No te preocupes que lo sé, yo también lo estoy pensando: ya no tengo edad para esto de las primeras veces. Pero lo siento, no lo puedo evitar y quizás un día de estos realmente prueben un tratamiento y me inviten al grupo placebo. Vuelvo a sentirme vivo un septiembre que tradicionalmente es mes de lluvias y palabras malsonantes. Vuelvo a cocinar y preparar café y exprimir zumo un domingo por la mañana. Y es que septiembre parece más guapo y mejor como decía aquella canción de Lichis. Será pues que esta adicción no es tan mala y que de esta montaña rusa en la que viajo a lo mejor sí se puede salir vivo, quizá hasta cuerdo…quién sabe a lo mejor hasta yo también puedo ser uno de esos que llaman felizmente estables. Bueno, tampoco exageremos. Pasa rápido al siguiente párrafo antes de que escribas que lo bueno no dura, que nada es eterno o antes de que la bruja esa que hace vudú con tu pasado clave otro alfiler mientras murmura: “de ella, tonto, también te acabarás cansando (o ella de ti)”. Corre, inconsciente, ¡corre! Punto y aparte y al siguiente párrafo.

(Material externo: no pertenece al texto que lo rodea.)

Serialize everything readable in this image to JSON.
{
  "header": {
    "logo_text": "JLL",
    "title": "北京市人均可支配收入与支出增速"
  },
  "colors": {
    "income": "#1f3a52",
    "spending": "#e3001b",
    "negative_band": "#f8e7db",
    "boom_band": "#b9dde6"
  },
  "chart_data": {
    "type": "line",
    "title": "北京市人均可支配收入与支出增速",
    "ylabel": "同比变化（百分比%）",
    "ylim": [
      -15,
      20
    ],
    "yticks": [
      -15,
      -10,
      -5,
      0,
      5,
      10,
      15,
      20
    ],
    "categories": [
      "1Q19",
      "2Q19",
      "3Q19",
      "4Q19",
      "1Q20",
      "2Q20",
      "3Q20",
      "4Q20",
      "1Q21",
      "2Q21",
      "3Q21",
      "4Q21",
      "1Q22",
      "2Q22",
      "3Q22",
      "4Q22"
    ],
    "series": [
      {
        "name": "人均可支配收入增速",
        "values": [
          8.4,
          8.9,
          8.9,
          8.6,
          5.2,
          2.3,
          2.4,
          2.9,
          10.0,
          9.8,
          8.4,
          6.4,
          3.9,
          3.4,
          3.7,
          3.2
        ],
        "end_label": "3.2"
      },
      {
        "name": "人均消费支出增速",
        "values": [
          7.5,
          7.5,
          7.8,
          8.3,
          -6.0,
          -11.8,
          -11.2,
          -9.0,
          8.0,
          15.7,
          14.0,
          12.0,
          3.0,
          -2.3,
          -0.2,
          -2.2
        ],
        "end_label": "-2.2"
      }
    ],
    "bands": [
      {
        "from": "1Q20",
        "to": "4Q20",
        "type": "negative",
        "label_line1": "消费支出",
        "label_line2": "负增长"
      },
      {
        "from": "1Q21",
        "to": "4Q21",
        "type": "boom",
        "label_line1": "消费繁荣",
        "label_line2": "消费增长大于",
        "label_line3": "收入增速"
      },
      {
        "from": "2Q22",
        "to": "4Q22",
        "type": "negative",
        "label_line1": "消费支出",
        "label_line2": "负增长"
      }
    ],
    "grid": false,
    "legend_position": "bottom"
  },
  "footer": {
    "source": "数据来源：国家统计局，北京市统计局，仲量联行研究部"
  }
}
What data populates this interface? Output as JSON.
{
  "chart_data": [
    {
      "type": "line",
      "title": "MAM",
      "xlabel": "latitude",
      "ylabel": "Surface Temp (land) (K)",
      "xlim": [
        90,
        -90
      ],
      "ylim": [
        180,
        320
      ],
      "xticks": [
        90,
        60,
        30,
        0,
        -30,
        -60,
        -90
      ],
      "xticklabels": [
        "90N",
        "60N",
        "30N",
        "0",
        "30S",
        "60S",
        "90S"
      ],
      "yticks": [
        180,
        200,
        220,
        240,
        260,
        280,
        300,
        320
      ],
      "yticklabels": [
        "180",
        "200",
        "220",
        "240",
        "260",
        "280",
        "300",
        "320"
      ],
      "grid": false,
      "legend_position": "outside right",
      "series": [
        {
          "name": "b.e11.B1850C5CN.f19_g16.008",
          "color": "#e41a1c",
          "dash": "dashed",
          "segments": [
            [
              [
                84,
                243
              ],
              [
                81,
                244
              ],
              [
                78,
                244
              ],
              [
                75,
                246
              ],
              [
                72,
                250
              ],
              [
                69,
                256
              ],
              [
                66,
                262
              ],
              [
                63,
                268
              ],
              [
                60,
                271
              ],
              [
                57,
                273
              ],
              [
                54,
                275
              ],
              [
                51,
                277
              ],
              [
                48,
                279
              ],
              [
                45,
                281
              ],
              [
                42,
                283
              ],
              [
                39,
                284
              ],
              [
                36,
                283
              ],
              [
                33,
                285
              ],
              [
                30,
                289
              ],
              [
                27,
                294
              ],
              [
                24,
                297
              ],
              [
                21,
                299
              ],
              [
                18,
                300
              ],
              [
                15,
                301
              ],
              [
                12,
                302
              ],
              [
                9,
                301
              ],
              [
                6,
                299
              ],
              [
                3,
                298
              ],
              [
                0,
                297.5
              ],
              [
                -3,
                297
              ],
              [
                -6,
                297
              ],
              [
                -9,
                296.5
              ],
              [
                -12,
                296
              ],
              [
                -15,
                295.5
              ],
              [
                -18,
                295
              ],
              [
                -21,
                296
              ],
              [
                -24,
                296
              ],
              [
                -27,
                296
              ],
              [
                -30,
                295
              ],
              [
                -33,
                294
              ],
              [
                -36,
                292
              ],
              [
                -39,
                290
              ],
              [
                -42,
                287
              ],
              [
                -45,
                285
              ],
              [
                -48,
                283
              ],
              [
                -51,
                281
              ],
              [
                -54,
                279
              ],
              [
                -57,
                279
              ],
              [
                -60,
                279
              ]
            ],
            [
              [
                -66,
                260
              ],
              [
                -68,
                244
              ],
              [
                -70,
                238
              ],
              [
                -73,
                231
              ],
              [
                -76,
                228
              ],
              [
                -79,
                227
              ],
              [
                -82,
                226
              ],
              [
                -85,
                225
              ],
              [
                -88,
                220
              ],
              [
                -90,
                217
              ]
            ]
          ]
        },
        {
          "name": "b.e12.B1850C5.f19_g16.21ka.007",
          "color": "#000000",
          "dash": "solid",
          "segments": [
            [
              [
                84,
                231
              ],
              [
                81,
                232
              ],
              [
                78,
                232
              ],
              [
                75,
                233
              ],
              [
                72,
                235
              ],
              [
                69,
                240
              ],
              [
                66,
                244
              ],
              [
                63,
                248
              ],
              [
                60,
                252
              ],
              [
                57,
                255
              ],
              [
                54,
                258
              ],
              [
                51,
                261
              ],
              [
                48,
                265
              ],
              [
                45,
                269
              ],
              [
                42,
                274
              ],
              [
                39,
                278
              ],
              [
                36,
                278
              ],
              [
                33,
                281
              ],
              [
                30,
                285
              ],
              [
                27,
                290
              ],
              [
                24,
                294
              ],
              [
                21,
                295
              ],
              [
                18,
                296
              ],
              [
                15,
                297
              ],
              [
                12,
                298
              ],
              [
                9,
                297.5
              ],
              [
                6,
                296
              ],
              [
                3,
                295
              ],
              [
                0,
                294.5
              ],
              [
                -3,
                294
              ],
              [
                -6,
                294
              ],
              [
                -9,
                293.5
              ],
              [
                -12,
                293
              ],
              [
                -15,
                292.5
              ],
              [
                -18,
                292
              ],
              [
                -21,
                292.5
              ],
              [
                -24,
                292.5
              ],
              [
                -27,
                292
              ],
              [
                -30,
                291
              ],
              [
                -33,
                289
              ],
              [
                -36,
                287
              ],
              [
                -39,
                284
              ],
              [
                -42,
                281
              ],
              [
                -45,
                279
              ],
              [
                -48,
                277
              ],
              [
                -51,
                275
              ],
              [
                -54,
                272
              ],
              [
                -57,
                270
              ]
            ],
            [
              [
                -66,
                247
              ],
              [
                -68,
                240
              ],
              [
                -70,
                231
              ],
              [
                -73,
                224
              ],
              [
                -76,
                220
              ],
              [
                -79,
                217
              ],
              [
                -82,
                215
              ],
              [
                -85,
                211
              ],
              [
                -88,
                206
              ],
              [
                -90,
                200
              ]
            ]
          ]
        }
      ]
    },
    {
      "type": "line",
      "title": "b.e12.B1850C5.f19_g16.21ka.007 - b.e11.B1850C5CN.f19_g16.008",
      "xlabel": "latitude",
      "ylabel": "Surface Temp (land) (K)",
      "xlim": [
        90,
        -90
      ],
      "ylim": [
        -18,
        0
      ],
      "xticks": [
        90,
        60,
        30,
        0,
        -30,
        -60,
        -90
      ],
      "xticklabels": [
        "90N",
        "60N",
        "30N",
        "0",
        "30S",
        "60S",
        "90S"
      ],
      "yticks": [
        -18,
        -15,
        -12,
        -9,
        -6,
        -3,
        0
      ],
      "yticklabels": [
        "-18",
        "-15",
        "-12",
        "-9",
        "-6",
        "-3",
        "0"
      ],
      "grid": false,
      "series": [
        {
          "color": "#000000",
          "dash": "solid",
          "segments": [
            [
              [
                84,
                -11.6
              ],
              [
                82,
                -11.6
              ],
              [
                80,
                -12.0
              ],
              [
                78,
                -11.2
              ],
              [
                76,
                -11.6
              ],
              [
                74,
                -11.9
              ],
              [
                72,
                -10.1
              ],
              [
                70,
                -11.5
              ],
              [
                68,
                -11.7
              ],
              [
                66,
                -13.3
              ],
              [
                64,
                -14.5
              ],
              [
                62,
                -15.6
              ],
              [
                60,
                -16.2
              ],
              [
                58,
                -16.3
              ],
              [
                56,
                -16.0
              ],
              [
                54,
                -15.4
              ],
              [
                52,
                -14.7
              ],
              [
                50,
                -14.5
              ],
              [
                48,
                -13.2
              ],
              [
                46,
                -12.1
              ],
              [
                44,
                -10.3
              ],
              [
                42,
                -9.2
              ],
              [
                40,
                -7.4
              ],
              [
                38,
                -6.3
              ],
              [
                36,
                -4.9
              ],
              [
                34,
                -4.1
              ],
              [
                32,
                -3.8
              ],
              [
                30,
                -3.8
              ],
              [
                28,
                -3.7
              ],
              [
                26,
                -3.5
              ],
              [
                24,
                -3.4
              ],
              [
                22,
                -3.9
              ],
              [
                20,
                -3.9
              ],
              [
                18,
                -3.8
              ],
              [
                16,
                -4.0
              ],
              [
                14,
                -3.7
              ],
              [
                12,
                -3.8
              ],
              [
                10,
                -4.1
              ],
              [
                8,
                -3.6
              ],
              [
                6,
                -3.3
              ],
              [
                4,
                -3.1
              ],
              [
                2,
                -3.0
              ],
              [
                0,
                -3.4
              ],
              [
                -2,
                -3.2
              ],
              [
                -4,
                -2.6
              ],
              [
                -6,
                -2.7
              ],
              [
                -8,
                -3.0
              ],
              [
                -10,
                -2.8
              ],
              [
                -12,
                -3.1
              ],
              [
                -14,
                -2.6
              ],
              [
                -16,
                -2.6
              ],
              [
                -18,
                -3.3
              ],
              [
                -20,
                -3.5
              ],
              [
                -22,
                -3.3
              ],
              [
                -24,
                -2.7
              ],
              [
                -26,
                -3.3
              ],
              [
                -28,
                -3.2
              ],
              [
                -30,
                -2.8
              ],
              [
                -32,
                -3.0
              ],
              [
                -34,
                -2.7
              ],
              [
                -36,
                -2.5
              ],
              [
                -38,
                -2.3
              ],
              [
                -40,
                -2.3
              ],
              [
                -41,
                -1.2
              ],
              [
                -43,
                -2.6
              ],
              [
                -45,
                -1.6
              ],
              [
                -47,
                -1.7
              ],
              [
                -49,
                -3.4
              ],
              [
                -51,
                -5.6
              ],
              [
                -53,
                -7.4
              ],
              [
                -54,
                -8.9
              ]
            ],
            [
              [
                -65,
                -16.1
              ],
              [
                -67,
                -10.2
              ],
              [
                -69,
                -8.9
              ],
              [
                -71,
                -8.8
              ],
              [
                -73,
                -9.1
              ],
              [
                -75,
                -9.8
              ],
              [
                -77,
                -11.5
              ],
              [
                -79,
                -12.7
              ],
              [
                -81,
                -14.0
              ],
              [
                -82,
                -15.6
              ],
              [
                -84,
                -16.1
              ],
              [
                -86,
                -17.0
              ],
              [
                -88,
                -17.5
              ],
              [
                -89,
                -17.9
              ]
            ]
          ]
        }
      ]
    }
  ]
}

Recuerdo perfectamente la primera vez que la vi pero no tengo tan claro cuándo empezamos a miramos de una forma diferente, ese momento es difícil de identificar. Igual que es difícil recordar cuándo os tocáis por primera vez o en qué instante dejó de haber vuelta atrás. Estrenar gestos de complicidad: usar la misma ducha, descorchar vino, quemar la cena, sentir celos, tocarle el culo, ver que se aleja en un aeropuerto, recogerla en la estación, mensajes mal escritos en medio de una borrachera, echarla de menos lo suficiente como para decir su nombre una mañana solo entre las sabanas; todo, todo, todo, tiene su primera vez. Y engancha, claro que engancha.

Septiembre te toca, ahora me dirijo a ti, porque este año lo has vuelto a hacer. No esperaba menos. El día 5 recibí una oferta de trabajo para volver a cambiar de país, de rutina y de excusas. Nunca me fallas. Has traído lluvia como todos los años y esa extraña sensación de estar perdiendo el tiempo y gastando la memoria. Septiembre, eres un viejo cascarrabias que se arrepiente de todo lo que no hizo antes de los 60. Con artritis y el vino prohibido por prescripción médica. Septiembre, yo también te compadezco, pero ¿sabes qué? este año trajo tu primera vez, desde que te vengo escribiendo nunca un septiembre me sentó tan bien ni tuve tantas ganas de que esto no se pase nunca. Sea lo que sea. Quizá septiembre, quizá, al final encontré la cura y se acabaron los otoños llenos de reproches. Para todo hay una primera vez, que nadie nos la arrebate, ni la malgaste, ni la posponga.

Septiembre, ¿se cura?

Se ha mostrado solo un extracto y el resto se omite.